Further, the present invention solves the problem of the bending of the probe card without changing the material, shape, and size of the probe card, and meanwhile obtains consistent probe marks. Therefore, the cost of the wafer probe and sort is lowered.

It will be apparent to those skilled in the art that various modifications and variations can be made to the structure of the present invention without departing from the scope or spirit of the invention.
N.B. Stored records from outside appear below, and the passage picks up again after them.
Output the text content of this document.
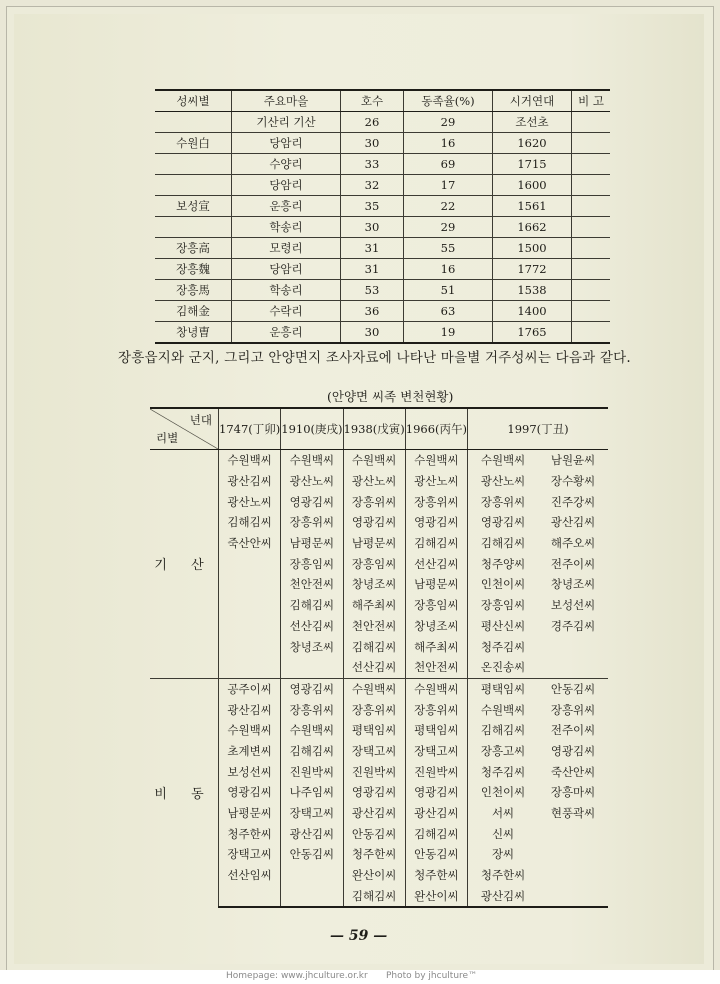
성씨별	주요마을	호수	동족율(%)	시거연대	비 고
	기산리 기산	26	29	조선초	
수원白	당암리	30	16	1620	
	수양리	33	69	1715	
	당암리	32	17	1600	
보성宣	운흥리	35	22	1561	
	학송리	30	29	1662	
장흥高	모령리	31	55	1500	
장흥魏	당암리	31	16	1772	
장흥馬	학송리	53	51	1538	
김해金	수락리	36	63	1400	
창녕曺	운흥리	30	19	1765	
장흥읍지와 군지, 그리고 안양면지 조사자료에 나타난 마을별 거주성씨는 다음과 같다.
(안양면 씨족 변천현황)
년대
리별	1747(丁卯)	1910(庚戌)	1938(戊寅)	1966(丙午)	1997(丁丑)	
기 산	수원백씨	수원백씨	수원백씨	수원백씨	수원백씨	남원윤씨
	광산김씨	광산노씨	광산노씨	광산노씨	광산노씨	장수황씨
	광산노씨	영광김씨	장흥위씨	장흥위씨	장흥위씨	진주강씨
	김해김씨	장흥위씨	영광김씨	영광김씨	영광김씨	광산김씨
	죽산안씨	남평문씨	남평문씨	김해김씨	김해김씨	해주오씨
		장흥임씨	장흥임씨	선산김씨	청주양씨	전주이씨
		천안전씨	창녕조씨	남평문씨	인천이씨	창녕조씨
		김해김씨	해주최씨	장흥임씨	장흥임씨	보성선씨
		선산김씨	천안전씨	창녕조씨	평산신씨	경주김씨
		창녕조씨	김해김씨	해주최씨	청주김씨	
			선산김씨	천안전씨	온진송씨	
비 동	공주이씨	영광김씨	수원백씨	수원백씨	평택임씨	안동김씨
	광산김씨	장흥위씨	장흥위씨	장흥위씨	수원백씨	장흥위씨
	수원백씨	수원백씨	평택임씨	평택임씨	김해김씨	전주이씨
	초계변씨	김해김씨	장택고씨	장택고씨	장흥고씨	영광김씨
	보성선씨	진원박씨	진원박씨	진원박씨	청주김씨	죽산안씨
	영광김씨	나주임씨	영광김씨	영광김씨	인천이씨	장흥마씨
	남평문씨	장택고씨	광산김씨	광산김씨	서씨	현풍곽씨
	청주한씨	광산김씨	안동김씨	김해김씨	신씨	
	장택고씨	안동김씨	청주한씨	안동김씨	장씨	
	선산임씨		완산이씨	청주한씨	청주한씨	
			김해김씨	완산이씨	광산김씨	
— 59 —
Homepage: www.jhculture.or.kr Photo by jhculture™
In view of the foregoing, it is intended that the present invention cover modifications and variations of this invention provided they fall within the scope of the following claims and their equivalents.

Claims

1. A probe system, comprising:

a body;

a testing apparatus, disposed above the body;

a probe card, disposed between the testing apparatus and the body; and

a strengthening mechanism, disposed between the probe card and the testing apparatus, so as to have the probe card leaned against it, wherein the strengthening mechanism comprises at least one elastic element.

2. The probe system as claimed in claim 1, wherein the strengthening mechanism further comprises an upper panel and a lower panel, and the lower panel is fixed below the upper panel at a distance.

3. The probe system as claimed in claim 2, wherein the elastic element is disposed between the upper panel and the lower panel.

4. The probe system as claimed in claim 2, wherein a size of the upper panel is greater than that of the lower panel.

5. The probe system as claimed in claim 2, wherein a material of the upper and the lower panels is steel.

6. The probe system as claimed in claim 2, wherein a shape of the upper and the lower panels is round.

7. The probe system as claimed in claim 1, wherein the elastic element comprises compression spring.

8. The probe system as claimed in claim 1, wherein the elastic element is disposed corresponding to a center point of the strengthening mechanism.

9. The probe system as claimed in claim 8, wherein when a plurality of elastic elements exists, the elastic elements are disposed symmetrically about the center point of the strengthening mechanism in a radial manner.

10. The probe system as claimed in claim 1, wherein the testing apparatus comprises a test head and a mother board, and the test head is disposed above the mother board.

11. The probe system as claimed in claim 10, wherein the strengthening mechanism is fixed below the mother board.

12. The probe system as claimed in claim 1, further comprising a fixing unit, for fixing the probe card to the body.

13. The probe system as claimed in claim 1, further comprising a chuck, disposed in the body, for carrying a testing wafer.